You may find a number of these contradictory beliefs popping up in your above belief lists of positive and limiting beliefs. It's always interesting to notice them and very powerful to change the limiting beliefs that contradicts the positive. For instance you can adopt a belief that money is an amazing resource for doing good (rather than being evil) and that good things always happen to good people and to you (rather than bad).
You may say at this stage that while you have evidence for your limiting beliefs, you have limited if any evidence for its opposite positive belief so how then can you just believe the positive? Again the answer lies in how the subconscious mind works and how your experience of reality is created as a result of your subconscious beliefs. In other words, the evidence you have for your limiting beliefs is because you have those beliefs to begin with, not the other way around. Your circumstances are the effect, not the cause—the belief is the cause.

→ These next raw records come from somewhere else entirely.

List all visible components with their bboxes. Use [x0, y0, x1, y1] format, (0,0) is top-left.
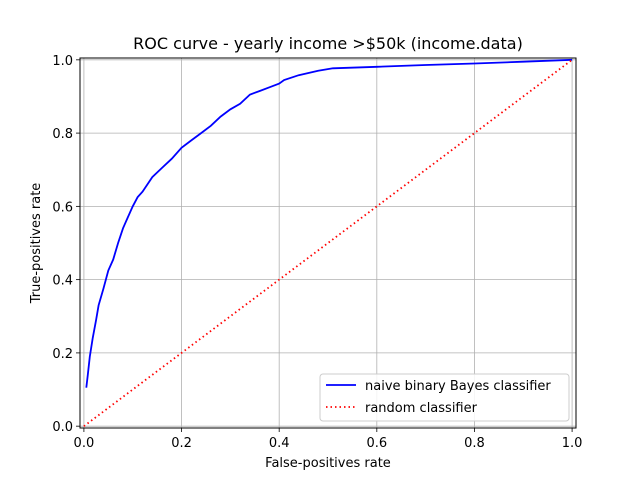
legend-box: [319, 373, 570, 422]
series-line-naive-bayes: [85, 58, 573, 388]
y-tick-label: 0.6: [52, 200, 73, 215]
x-axis-label: False-positives rate: [265, 456, 391, 471]
x-tick-label: 0.4: [269, 436, 290, 451]
y-axis-label: True-positives rate: [29, 183, 44, 305]
legend-label-naive-bayes: naive binary Bayes classifier: [365, 379, 551, 394]
x-tick-label: 0.0: [74, 436, 95, 451]
plot-area-frame: [79, 57, 577, 429]
y-tick-label: 0.8: [52, 127, 73, 142]
x-tick-label: 0.8: [464, 436, 485, 451]
y-tick-label: 0.2: [52, 347, 73, 362]
grid: [80, 58, 576, 428]
y-tick-label: 0.0: [52, 420, 73, 435]
y-tick-label: 1.0: [52, 54, 73, 69]
series-line-random: [83, 59, 573, 427]
x-tick-label: 0.6: [366, 436, 387, 451]
series-group: [83, 58, 573, 427]
legend: naive binary Bayes classifier random cla…: [319, 373, 570, 422]
chart-title: ROC curve - yearly income >$50k (income.…: [133, 34, 523, 53]
ticks: 0.0 0.2 0.4 0.6 0.8 1.0 0.0 0.2 0.4 0.6 0.8 1.0: [52, 54, 582, 451]
legend-label-random: random classifier: [365, 401, 478, 416]
y-tick-label: 0.4: [52, 274, 73, 289]
x-tick-label: 1.0: [562, 436, 583, 451]
x-tick-label: 0.2: [171, 436, 192, 451]
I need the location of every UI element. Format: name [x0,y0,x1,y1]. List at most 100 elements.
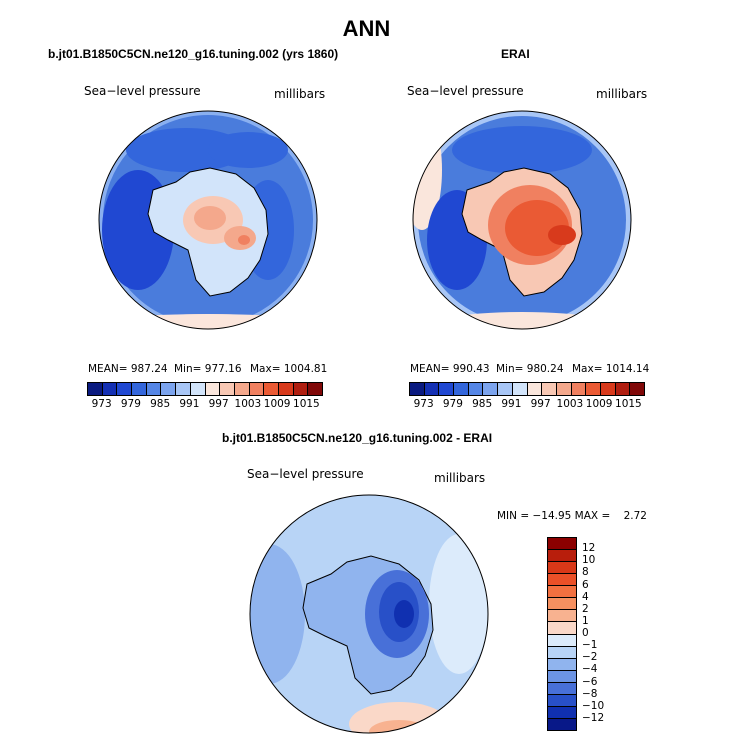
colorbar-tick-label: 1003 [234,398,262,410]
colorbar-swatch [548,646,576,659]
colorbar-swatch [468,383,484,395]
colorbar-swatch [548,562,576,575]
colorbar-swatch [586,383,601,395]
colorbar-swatch [102,383,118,395]
colorbar-swatch [483,383,499,395]
colorbar-tick-label: 979 [442,398,463,410]
colorbar-swatch [548,598,576,611]
panel2-colorbar [409,382,645,396]
colorbar-tick-label: 1009 [263,398,291,410]
panel1-map [98,110,318,330]
colorbar-tick-label: 1015 [293,398,320,410]
colorbar-tick-label: 979 [120,398,141,410]
panel1-title: b.jt01.B1850C5CN.ne120_g16.tuning.002 (y… [48,47,339,61]
panel1-colorbar-ticks: 973 979 985 991 997 1003 1009 1015 [87,398,321,412]
colorbar-swatch [176,383,191,395]
colorbar-swatch [205,383,221,395]
panel2-colorbar-ticks: 973 979 985 991 997 1003 1009 1015 [409,398,643,412]
colorbar-tick-label: 997 [530,398,551,410]
colorbar-swatch [146,383,162,395]
colorbar-swatch [615,383,631,395]
panel3-title: b.jt01.B1850C5CN.ne120_g16.tuning.002 - … [222,431,493,445]
colorbar-swatch [132,383,147,395]
colorbar-swatch [548,670,576,683]
colorbar-tick-label: 997 [208,398,229,410]
panel2-min: Min= 980.24 [496,363,564,375]
panel2-variable-label: Sea−level pressure [407,84,524,98]
colorbar-swatch [548,586,576,599]
colorbar-tick-label: −1 [582,639,598,652]
colorbar-swatch [548,610,576,623]
panel2-title: ERAI [501,47,530,61]
colorbar-swatch [424,383,440,395]
panel2-units-label: millibars [596,87,648,101]
colorbar-swatch [548,682,576,695]
colorbar-tick-label: 10 [582,554,596,567]
colorbar-swatch [548,706,576,719]
colorbar-tick-label: −4 [582,663,598,676]
colorbar-swatch [630,383,644,395]
panel3-variable-label: Sea−level pressure [247,467,364,481]
panel1-mean: MEAN= 987.24 [88,363,168,375]
colorbar-swatch [220,383,235,395]
colorbar-swatch [600,383,616,395]
colorbar-swatch [548,550,576,563]
colorbar-swatch [439,383,455,395]
panel3-colorbar [547,537,577,731]
colorbar-tick-label: 12 [582,542,596,555]
panel1-variable-label: Sea−level pressure [84,84,201,98]
colorbar-tick-label: 991 [501,398,522,410]
colorbar-swatch [548,634,576,647]
colorbar-swatch [190,383,206,395]
colorbar-swatch [278,383,294,395]
colorbar-swatch [548,658,576,671]
colorbar-swatch [548,718,576,730]
colorbar-swatch [234,383,250,395]
panel2-mean: MEAN= 990.43 [410,363,490,375]
colorbar-swatch [571,383,587,395]
colorbar-swatch [548,694,576,707]
colorbar-swatch [308,383,322,395]
panel2-map [412,110,632,330]
colorbar-swatch [161,383,177,395]
colorbar-tick-label: 6 [582,578,589,591]
colorbar-swatch [293,383,309,395]
colorbar-tick-label: 973 [413,398,434,410]
colorbar-tick-label: 991 [179,398,200,410]
colorbar-swatch [264,383,279,395]
colorbar-tick-label: 1015 [615,398,642,410]
colorbar-swatch [454,383,469,395]
colorbar-swatch [410,383,425,395]
colorbar-tick-label: −6 [582,675,598,688]
colorbar-swatch [542,383,557,395]
colorbar-swatch [548,574,576,587]
panel1-units-label: millibars [274,87,326,101]
panel1-min: Min= 977.16 [174,363,242,375]
colorbar-tick-label: −2 [582,651,598,664]
colorbar-tick-label: −12 [582,711,605,724]
colorbar-swatch [556,383,572,395]
colorbar-swatch [548,538,576,551]
colorbar-tick-label: 1009 [585,398,613,410]
colorbar-tick-label: −8 [582,687,598,700]
colorbar-swatch [117,383,133,395]
colorbar-tick-label: 0 [582,627,589,639]
colorbar-tick-label: 4 [582,590,589,603]
panel2-max: Max= 1014.14 [572,363,650,375]
colorbar-tick-label: 1003 [556,398,584,410]
colorbar-tick-label: 985 [150,398,171,410]
panel3-colorbar-ticks: 12 10 8 6 4 2 1 0 −1 −2 −4 −6 −8 −10 −12 [580,537,620,731]
panel1-max: Max= 1004.81 [250,363,328,375]
colorbar-tick-label: 8 [582,566,589,579]
panel3-minmax: MIN = −14.95 MAX = 2.72 [497,510,647,522]
colorbar-swatch [249,383,265,395]
colorbar-swatch [498,383,513,395]
colorbar-swatch [548,622,576,635]
colorbar-tick-label: −10 [582,699,605,712]
colorbar-swatch [88,383,103,395]
colorbar-tick-label: 973 [91,398,112,410]
colorbar-swatch [512,383,528,395]
colorbar-tick-label: 2 [582,602,589,615]
panel3-map [249,494,489,734]
colorbar-tick-label: 1 [582,614,589,627]
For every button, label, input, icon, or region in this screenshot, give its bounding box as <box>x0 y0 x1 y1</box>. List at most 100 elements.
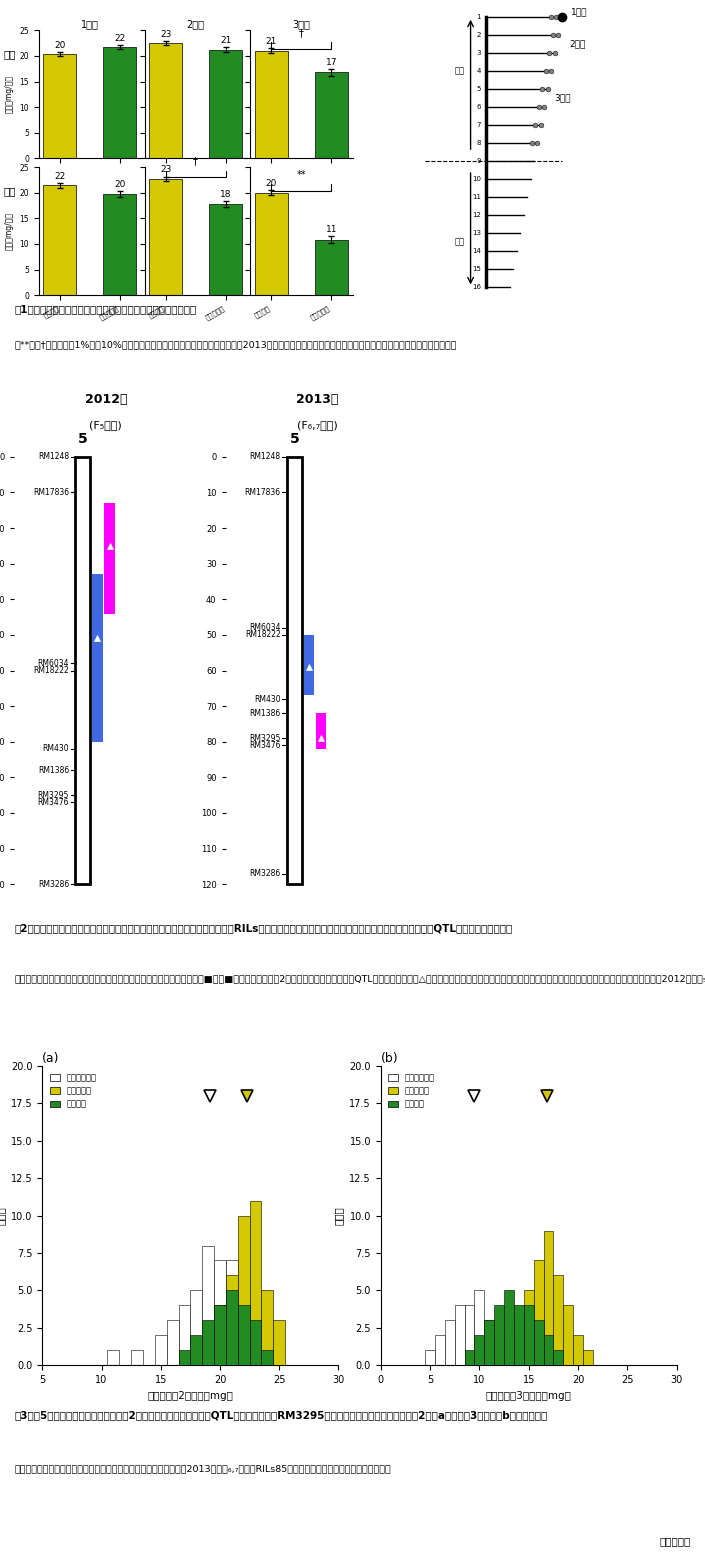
Text: **及び†はそれぞれ1%及び10%水準で有意。茨城県つくばみらい市において〓2013年に「タカナリ」及び「モミロマン」を栄培して得たデータを解析した。: **及び†はそれぞれ1%及び10%水準で有意。茨城県つくばみらい市において〓20… <box>14 340 457 349</box>
Bar <box>494 1335 504 1365</box>
Text: 図2　「タカナリ」と「モミロマン」との交雑に由来する組換え自殖系統群（RILs）の着粒位置別の登熟（粒重増加）に関与する量的遣伝子座（QTL）の染色体座乗位置: 図2 「タカナリ」と「モミロマン」との交雑に由来する組換え自殖系統群（RILs）… <box>14 924 513 933</box>
Text: 7: 7 <box>477 122 482 128</box>
Text: 上位: 上位 <box>455 67 465 75</box>
Text: 図3　第5染色体に検出した穂の下位の2次及び３次粒重に関与するQTL近傍のマーカーRM3295における遣伝子型別の穂の下位の2次（a）及び。3次粒重（b）の頻度: 図3 第5染色体に検出した穂の下位の2次及び３次粒重に関与するQTL近傍のマーカ… <box>14 1410 547 1420</box>
Bar <box>504 1335 514 1365</box>
Title: 3次籾: 3次籾 <box>293 20 310 30</box>
Bar <box>107 1351 119 1365</box>
Text: 16: 16 <box>472 284 482 290</box>
Bar <box>514 1306 524 1365</box>
Text: 23: 23 <box>160 30 171 39</box>
Text: 8: 8 <box>477 140 482 147</box>
Bar <box>274 1320 285 1365</box>
Bar <box>238 1320 250 1365</box>
Bar <box>226 1276 238 1365</box>
Text: 20: 20 <box>114 179 125 189</box>
Bar <box>209 50 242 158</box>
Text: 11: 11 <box>326 225 337 234</box>
Text: RM17836: RM17836 <box>245 488 281 498</box>
Bar <box>202 1245 214 1365</box>
Text: 14: 14 <box>472 248 482 254</box>
Bar <box>250 1201 262 1365</box>
Text: 15: 15 <box>472 267 482 273</box>
Bar <box>455 1306 465 1365</box>
Text: 22: 22 <box>54 172 66 181</box>
Bar <box>149 178 182 295</box>
Text: 矢印はそれぞれの平均値を示す。茨城県つくばみらい市において2013年にＦ₆,₇世代のRILs85系統を栄培して得たデータを解析した。: 矢印はそれぞれの平均値を示す。茨城県つくばみらい市において2013年にＦ₆,₇世… <box>14 1465 391 1473</box>
Text: RM1248: RM1248 <box>250 452 281 462</box>
Text: 5: 5 <box>290 432 299 446</box>
Bar <box>104 193 136 295</box>
Bar <box>262 1351 274 1365</box>
Bar <box>514 1351 524 1365</box>
Text: 染色体上部の数字は染色体番号を示し、左側の文字はマーカーを示す。■及び■はそれぞれ下位の2次及び３次粒重に関与するQTLを示し、上向きの△は「タカナリ」型の対立: 染色体上部の数字は染色体番号を示し、左側の文字はマーカーを示す。■及び■はそれぞ… <box>14 973 705 983</box>
Bar <box>214 1306 226 1365</box>
Bar <box>425 1351 435 1365</box>
Bar <box>75 457 90 885</box>
Text: RM18222: RM18222 <box>33 666 69 675</box>
Text: 3: 3 <box>477 50 482 56</box>
Text: RM3295: RM3295 <box>249 733 281 743</box>
Text: 22: 22 <box>114 34 125 42</box>
Text: 2: 2 <box>477 31 482 37</box>
Bar <box>44 186 76 295</box>
Bar <box>445 1320 455 1365</box>
Text: (a): (a) <box>42 1051 60 1064</box>
Bar <box>544 1335 553 1365</box>
Bar <box>178 1306 190 1365</box>
Bar <box>190 1290 202 1365</box>
Text: 2次籾: 2次籾 <box>570 39 586 48</box>
Bar <box>255 51 288 158</box>
Bar <box>534 1320 544 1365</box>
Text: RM1386: RM1386 <box>250 708 281 718</box>
Bar <box>202 1320 214 1365</box>
Bar <box>149 44 182 158</box>
Text: 11: 11 <box>472 193 482 200</box>
X-axis label: 穂の下位の3次粒重（mg）: 穂の下位の3次粒重（mg） <box>486 1390 572 1401</box>
Y-axis label: 粒重（mg/粒）: 粒重（mg/粒） <box>5 212 14 250</box>
Legend: モミロマン型, タカナリ型, ヘテロ型: モミロマン型, タカナリ型, ヘテロ型 <box>385 1070 439 1112</box>
Bar <box>166 1320 178 1365</box>
Text: 3次籾: 3次籾 <box>554 94 570 103</box>
Text: RM3286: RM3286 <box>38 880 69 889</box>
Bar <box>178 1351 190 1365</box>
Bar <box>92 574 103 741</box>
Text: 20: 20 <box>54 42 66 50</box>
Bar <box>155 1335 166 1365</box>
Text: （中野洋）: （中野洋） <box>660 1537 691 1546</box>
Y-axis label: 系統数: 系統数 <box>333 1206 344 1225</box>
Text: RM6034: RM6034 <box>249 624 281 632</box>
Text: RM430: RM430 <box>254 694 281 704</box>
Text: 6: 6 <box>477 105 482 111</box>
Bar <box>573 1335 583 1365</box>
Text: †: † <box>299 28 304 37</box>
Bar <box>504 1290 514 1365</box>
Text: 4: 4 <box>477 69 482 73</box>
Text: 23: 23 <box>160 165 171 175</box>
Bar <box>104 504 115 613</box>
Text: 21: 21 <box>220 36 231 45</box>
Title: 1次籾: 1次籾 <box>81 20 99 30</box>
Text: RM6034: RM6034 <box>37 658 69 668</box>
Text: RM17836: RM17836 <box>33 488 69 498</box>
Bar <box>524 1306 534 1365</box>
Text: RM3476: RM3476 <box>249 741 281 750</box>
Bar <box>304 635 314 696</box>
Bar <box>553 1276 563 1365</box>
Text: 下位: 下位 <box>455 237 465 246</box>
Bar <box>250 1351 262 1365</box>
Bar <box>287 457 302 885</box>
Text: 13: 13 <box>472 231 482 236</box>
Text: 5: 5 <box>78 432 87 446</box>
Bar <box>553 1351 563 1365</box>
Text: 下位: 下位 <box>4 187 16 197</box>
Bar <box>255 193 288 295</box>
Bar <box>214 1260 226 1365</box>
Bar <box>250 1320 262 1365</box>
Bar <box>315 240 348 295</box>
Bar <box>474 1335 484 1365</box>
Bar <box>315 72 348 158</box>
Text: 2012年: 2012年 <box>85 393 127 406</box>
Text: 18: 18 <box>220 190 231 200</box>
Bar <box>484 1320 494 1365</box>
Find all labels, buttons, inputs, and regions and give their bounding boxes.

As you commit to changing your limiting beliefs and adopting their opposite equivalent positive beliefs, then your reality will start to reflect that change. And as your experiences become more and more positive in line with the new positive beliefs, so the old limiting beliefs will lose its power for lack of evidence. And the time will come when you are surrounded with evidence for the positive beliefs and the limiting beliefs will feel like a distant memory that have nothing to do with your experience. What matters is what you believe!
Having completed the 6 steps in this article to identify your core beliefs, you can begin your journey to change the limiting beliefs by actively reprogramming your mind using the powerful techniques detailed in the third article in this three-part series. Before reading the article, I just want to remind you to keep it light. Have fun and enjoy the process. Don't over-think, don't over-analyze.
In the humorous words of Oscar Wilde, "Life is much too important to be taken seriously." By refusing to take your limiting beliefs too seriously, you make them less serious. It's far easier to change what you approach light-heartedly than something you believe is heavy and serious. Your belief in its seriousness alone is enough to weigh it down, sometimes making it seem impossible to move. So keep it light and have fun!